Solved – Help understanding uniform marginal distribution in Farlie-Morgenstern family.

http://imgur.com/FeFf3e9

The imgur link is to a screenshot of the relevant section in my text. I have trouble understanding how if $H(x, infty)=F(x)$ is the marginal distribution of $x$, how $F(x) = x, 0 < x < 1$ is the uniform marginal. How can the marginal distribution be uniform if it equals $F(x)=x$? Furthermore how can a CDF function be uniform?

What does "uniform" refer to in this text?

Uniform margins are true of every copula, not just FGM copulas (not sure why that book leaves Gumbel out of the usual copula name).

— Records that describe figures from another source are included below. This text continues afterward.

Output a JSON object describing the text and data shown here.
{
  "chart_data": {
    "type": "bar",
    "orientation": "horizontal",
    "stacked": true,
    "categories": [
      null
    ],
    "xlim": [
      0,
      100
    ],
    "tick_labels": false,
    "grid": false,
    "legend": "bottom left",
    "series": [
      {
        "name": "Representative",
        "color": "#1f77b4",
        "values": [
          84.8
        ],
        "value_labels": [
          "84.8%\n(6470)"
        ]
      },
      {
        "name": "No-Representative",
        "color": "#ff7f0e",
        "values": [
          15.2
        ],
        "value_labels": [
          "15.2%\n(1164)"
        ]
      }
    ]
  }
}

In this case, uniform means "Has a uniform distribution" – that is, the density is constant over some interval, and in the case of copulas, where that interval is $[0,1]$, the corresponding distribution function is of the form $F_X(x)=x$ over that interval (and is 0 to the left of it and 1 to the right of it). Note that the cdf, $F_X(x)=x$ corresponds to a constant density, $f$, which is why the distribution is called 'uniform'.

Note that copulas have uniform $[0,1]$ marginals by definition. The particular copula you refer to has been chosen to fit with the definition. That it does so is easily seen; substitute $y=1$ into $H$ to see it for $X$, and $x=1$ into $H$ to see it for $Y$. Alternatively you can compute the marginals from the joint density by integration.

A search here for copulas will get you a lot more basic information relating to copulas.